Catégorie : Conférences-2026

  • Dans l’intimité de la symbiose plantes/bactéries

    Conférence proposée par Christian Rapez du Lycée Charlemagne Carcassonne

    Programmée le dimanche 5 avril à 15h.
    Durée : 30 minutes

    La fixation du diazote atmosphérique par les bactéries du sol et en particulier celles du genre Rhizobium constitue de loin le principal moyen naturel d’intégrer cet élément indispensable à la vie aux molécules organiques.

    Certaines familles végétales, en particulier les fabacées, profitent ainsi de ce processus dans le cadre de symbioses complexes.

    L’objectif de cette présentation sera de démontrer l’intérêt du phénomène, d’en présenter les processus biochimiques impliqués dans l’état actuel des connaissances et de comprendre pourquoi et comment le prendre en compte dans notre gestion des espaces.

  • Les pollinisateurs de la Centaurée de la Clape

    Conférence proposée par Benoît Sauphanor de la LPO Occitanie DT Aude

    Programmée le dimanche 5 avril à 16h.
    Durée : 30 minutes

    La Centaurée de la Clape (Centaurea corymbosa) est une plante endémique confinée aux escarpements rocheux du massif de la Clape, habitat qui se restreint en raison de la fermeture du milieu. Son faible taux d’autofécondation la rend très dépendante des insectes pollinisateurs.

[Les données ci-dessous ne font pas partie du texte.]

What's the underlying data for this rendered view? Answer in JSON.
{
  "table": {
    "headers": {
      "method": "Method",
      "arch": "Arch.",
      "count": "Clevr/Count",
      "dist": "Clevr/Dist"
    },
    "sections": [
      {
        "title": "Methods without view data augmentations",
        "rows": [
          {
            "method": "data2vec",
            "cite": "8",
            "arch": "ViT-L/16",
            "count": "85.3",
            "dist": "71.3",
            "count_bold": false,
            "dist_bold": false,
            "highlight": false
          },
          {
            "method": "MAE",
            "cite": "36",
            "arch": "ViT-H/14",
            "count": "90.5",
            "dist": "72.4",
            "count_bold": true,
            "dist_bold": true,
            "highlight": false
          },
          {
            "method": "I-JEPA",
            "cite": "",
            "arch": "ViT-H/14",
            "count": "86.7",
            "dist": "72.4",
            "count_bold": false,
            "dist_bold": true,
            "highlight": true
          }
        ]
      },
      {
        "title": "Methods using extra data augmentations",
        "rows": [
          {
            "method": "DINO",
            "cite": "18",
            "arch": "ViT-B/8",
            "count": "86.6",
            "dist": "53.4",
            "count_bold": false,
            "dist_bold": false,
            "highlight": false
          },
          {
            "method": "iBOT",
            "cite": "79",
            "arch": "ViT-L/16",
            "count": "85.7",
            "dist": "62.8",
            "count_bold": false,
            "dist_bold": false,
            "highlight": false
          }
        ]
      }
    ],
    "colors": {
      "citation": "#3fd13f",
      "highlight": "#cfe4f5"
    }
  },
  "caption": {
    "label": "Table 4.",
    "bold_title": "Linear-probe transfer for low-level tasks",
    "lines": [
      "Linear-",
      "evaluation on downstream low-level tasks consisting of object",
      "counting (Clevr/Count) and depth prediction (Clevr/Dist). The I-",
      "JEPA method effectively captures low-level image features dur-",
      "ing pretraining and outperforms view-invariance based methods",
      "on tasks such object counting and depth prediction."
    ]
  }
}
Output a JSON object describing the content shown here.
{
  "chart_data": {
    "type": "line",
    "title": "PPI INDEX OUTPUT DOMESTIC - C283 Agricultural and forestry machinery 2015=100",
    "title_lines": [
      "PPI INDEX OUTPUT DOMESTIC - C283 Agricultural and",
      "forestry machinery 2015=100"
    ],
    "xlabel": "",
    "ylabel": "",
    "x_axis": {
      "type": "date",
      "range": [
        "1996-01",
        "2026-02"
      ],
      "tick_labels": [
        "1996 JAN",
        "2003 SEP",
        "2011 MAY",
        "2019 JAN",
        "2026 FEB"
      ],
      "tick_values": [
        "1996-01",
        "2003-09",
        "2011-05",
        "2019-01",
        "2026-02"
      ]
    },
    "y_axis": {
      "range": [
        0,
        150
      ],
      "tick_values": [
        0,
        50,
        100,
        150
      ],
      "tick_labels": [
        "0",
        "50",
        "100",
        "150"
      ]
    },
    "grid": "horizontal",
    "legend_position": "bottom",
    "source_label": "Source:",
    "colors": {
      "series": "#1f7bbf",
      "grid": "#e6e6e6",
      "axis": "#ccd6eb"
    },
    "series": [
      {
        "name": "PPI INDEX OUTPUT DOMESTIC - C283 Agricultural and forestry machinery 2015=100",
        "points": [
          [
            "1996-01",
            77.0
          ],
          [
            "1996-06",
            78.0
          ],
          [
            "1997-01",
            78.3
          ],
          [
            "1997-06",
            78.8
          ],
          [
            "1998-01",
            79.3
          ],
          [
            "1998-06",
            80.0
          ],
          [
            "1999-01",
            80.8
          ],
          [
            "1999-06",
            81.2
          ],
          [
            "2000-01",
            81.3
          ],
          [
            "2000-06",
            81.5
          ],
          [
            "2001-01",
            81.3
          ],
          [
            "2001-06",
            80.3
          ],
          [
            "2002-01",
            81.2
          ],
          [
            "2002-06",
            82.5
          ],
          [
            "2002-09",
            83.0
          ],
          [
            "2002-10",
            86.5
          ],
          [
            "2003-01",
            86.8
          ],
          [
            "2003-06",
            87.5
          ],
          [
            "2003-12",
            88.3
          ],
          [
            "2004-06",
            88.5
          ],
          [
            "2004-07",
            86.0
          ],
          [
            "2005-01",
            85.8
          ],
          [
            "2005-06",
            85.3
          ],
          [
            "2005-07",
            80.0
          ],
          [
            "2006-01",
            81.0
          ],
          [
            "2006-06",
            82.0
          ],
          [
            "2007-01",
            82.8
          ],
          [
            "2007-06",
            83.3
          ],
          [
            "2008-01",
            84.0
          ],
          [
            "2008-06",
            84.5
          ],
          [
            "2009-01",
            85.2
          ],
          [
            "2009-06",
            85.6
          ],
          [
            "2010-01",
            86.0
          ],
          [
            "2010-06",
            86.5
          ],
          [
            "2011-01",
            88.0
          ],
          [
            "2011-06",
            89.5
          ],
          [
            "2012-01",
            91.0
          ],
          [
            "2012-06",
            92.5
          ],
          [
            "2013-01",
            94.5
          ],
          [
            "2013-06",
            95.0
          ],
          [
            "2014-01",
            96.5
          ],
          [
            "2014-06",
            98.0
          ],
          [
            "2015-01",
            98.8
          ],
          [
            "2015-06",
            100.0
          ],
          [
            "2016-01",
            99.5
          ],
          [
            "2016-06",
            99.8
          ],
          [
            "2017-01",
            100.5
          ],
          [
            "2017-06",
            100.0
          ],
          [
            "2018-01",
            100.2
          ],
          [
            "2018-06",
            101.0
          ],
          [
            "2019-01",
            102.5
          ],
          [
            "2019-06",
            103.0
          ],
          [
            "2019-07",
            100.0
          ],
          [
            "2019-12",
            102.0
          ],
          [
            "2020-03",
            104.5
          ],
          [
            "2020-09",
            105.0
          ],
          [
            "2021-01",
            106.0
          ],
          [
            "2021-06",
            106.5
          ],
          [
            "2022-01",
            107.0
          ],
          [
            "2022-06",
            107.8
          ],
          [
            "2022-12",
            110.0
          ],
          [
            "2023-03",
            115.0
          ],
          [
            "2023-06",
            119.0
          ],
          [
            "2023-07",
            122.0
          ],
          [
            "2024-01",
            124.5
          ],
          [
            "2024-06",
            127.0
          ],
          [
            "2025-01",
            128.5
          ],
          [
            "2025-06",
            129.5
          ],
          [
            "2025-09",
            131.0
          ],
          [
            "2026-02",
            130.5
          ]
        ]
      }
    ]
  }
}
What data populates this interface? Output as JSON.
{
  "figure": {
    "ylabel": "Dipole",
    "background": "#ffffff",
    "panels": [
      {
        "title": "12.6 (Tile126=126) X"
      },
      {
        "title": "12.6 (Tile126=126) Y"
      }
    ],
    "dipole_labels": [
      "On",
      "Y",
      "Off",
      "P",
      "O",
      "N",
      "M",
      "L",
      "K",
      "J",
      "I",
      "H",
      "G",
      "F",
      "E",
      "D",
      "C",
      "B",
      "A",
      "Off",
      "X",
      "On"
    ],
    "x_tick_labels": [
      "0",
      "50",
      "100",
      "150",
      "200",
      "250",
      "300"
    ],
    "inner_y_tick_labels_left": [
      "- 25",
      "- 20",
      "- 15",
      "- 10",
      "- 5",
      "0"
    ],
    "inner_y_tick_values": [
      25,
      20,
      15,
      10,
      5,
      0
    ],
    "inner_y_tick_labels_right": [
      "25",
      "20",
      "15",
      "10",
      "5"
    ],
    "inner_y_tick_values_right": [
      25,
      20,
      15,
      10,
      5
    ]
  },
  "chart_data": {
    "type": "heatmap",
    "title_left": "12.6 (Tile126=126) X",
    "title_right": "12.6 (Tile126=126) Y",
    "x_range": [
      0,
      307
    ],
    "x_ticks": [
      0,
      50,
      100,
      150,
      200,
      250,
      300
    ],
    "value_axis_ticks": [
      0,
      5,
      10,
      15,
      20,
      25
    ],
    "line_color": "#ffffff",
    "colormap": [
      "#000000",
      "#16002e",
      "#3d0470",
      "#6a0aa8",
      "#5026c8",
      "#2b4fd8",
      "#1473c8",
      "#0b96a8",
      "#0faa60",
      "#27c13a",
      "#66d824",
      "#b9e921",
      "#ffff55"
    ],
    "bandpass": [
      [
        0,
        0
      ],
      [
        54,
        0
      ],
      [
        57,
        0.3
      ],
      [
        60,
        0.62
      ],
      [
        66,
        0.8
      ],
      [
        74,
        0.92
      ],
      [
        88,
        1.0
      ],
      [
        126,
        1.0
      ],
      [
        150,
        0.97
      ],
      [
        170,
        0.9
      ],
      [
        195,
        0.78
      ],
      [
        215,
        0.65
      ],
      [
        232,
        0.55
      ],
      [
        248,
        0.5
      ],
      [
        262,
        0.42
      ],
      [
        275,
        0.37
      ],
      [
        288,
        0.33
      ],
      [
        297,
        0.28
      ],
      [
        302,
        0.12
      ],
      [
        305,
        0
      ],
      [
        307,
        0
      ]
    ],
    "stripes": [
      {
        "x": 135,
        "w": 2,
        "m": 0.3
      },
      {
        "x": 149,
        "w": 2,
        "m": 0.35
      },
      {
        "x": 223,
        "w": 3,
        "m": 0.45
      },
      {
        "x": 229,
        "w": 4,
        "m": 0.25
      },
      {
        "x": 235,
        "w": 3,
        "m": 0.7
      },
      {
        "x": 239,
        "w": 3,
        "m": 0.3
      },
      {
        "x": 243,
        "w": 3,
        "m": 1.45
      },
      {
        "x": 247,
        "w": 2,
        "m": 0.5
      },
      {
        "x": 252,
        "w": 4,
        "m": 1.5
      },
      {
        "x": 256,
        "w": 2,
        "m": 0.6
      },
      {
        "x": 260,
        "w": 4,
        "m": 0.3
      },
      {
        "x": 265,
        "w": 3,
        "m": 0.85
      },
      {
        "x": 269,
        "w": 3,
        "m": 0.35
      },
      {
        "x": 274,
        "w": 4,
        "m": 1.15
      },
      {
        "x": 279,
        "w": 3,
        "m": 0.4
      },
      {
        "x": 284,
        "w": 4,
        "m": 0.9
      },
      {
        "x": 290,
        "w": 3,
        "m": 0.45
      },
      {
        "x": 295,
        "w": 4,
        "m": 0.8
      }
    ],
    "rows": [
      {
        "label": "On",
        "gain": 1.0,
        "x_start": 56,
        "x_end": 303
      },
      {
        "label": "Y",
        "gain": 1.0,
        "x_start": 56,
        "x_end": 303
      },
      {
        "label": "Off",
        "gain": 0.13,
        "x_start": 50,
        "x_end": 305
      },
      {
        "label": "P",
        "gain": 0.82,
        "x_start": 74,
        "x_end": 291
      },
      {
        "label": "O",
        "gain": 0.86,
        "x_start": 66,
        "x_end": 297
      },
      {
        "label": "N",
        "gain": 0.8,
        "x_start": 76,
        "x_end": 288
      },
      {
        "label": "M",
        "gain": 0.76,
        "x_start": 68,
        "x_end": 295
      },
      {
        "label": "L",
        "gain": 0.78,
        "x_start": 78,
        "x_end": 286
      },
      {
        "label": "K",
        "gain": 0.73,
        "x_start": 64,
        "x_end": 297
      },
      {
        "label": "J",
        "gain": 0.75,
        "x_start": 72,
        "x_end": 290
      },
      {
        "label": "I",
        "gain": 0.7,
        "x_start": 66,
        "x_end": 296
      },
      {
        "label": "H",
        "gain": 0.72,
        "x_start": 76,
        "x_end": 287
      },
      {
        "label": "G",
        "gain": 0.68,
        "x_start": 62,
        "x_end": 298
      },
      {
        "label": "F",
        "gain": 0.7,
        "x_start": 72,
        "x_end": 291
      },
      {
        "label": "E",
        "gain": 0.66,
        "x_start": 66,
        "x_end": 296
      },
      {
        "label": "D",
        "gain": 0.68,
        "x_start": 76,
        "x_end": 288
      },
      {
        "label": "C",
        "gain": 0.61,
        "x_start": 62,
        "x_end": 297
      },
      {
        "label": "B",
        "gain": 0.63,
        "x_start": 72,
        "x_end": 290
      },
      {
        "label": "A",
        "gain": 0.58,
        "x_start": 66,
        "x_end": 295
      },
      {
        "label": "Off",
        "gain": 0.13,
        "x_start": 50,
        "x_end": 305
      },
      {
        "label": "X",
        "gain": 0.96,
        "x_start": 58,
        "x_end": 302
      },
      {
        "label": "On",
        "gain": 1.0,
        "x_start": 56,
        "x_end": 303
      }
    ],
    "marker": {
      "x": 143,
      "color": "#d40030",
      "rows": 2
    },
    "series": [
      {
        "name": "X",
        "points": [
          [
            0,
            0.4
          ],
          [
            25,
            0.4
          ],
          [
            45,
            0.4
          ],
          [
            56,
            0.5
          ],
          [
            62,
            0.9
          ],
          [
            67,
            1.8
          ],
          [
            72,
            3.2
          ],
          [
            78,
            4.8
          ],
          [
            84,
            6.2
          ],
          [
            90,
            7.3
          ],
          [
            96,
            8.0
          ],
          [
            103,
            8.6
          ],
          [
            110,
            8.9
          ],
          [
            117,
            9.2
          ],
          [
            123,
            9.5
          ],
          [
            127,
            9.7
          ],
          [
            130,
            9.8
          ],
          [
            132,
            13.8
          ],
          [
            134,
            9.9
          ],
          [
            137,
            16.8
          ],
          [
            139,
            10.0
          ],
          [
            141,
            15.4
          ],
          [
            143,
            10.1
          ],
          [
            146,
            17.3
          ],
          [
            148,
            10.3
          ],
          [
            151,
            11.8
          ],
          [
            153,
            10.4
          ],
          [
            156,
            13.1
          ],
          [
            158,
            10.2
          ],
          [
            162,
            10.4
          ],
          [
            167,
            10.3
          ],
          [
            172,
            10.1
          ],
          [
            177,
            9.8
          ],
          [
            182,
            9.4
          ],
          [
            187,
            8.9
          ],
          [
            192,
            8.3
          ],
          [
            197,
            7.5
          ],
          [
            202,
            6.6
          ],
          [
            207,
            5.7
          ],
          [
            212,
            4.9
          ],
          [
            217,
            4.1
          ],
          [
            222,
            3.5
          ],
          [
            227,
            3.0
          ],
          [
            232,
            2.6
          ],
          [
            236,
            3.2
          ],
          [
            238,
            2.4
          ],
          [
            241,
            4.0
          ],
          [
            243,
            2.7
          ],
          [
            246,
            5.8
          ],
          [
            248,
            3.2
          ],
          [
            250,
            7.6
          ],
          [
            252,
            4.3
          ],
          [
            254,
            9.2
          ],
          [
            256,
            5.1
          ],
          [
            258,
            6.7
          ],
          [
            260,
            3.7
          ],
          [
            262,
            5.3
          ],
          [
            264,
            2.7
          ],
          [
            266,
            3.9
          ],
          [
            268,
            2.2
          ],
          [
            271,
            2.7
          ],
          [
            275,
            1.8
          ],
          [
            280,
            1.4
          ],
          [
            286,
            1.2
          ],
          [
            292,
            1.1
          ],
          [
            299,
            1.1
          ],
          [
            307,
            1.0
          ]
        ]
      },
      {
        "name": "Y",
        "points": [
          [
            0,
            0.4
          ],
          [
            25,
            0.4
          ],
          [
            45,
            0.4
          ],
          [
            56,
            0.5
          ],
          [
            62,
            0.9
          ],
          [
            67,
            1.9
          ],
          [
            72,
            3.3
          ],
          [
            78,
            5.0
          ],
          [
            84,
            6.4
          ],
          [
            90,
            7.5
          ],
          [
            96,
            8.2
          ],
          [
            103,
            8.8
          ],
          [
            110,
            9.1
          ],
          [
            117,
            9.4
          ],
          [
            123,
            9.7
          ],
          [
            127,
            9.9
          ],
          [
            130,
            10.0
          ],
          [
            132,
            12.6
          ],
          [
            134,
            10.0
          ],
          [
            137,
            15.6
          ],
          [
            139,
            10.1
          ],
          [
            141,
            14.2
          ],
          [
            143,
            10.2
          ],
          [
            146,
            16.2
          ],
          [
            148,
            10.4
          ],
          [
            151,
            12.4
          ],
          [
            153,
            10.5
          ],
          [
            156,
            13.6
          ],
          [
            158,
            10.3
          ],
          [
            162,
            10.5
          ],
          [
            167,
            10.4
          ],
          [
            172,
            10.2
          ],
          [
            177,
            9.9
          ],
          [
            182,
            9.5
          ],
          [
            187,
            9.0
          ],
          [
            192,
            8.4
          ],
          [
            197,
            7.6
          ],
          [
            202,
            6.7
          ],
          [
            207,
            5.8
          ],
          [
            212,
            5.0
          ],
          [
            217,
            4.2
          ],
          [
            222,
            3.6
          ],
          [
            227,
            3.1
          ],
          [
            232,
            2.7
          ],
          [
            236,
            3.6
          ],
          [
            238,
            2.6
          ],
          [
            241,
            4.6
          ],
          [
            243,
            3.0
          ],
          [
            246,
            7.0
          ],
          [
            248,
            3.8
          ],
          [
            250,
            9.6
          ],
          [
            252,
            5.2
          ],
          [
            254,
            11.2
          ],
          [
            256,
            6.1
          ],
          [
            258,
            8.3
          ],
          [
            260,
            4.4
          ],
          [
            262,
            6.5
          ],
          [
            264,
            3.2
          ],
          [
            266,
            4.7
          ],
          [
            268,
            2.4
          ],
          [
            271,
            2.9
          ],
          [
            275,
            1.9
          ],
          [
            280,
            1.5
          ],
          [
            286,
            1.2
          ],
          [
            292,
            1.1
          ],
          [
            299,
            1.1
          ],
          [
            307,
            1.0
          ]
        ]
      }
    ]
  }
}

    Nous basant sur le protocole du réseau SPIPOLL nous avons cherché à identifier les insectes visitant les capitules de C. corymbosa pendant les périodes de floraison de 2024 et 2025. Une quarantaine de taxons sont observés, mais deux seuls sont présents très régulièrement : les oedemères (Coleoptères Oedemeridae), qui stationnent longuement sur les capitules et les osmies (Hyménoptères Mégachilidae), très mobiles et visitant successivement de nombreux individus de C. corymbosa.

    Plusieurs autres Apoides sont présents comme les lasioglosses (Hyménoptères Megachilidae), en effectif moindre mais contribuant aussi au transfert de pollen. Le seul Lépidoptère régulièrement observé est le tityre (Nymphalidae). Les Diptères pollinisateurs, dont les syrphes, sont singulièrement absents. Quelques espèces anthophages sont également relevées, ainsi que des espèces prédatrices ou parasites de pollinisateurs.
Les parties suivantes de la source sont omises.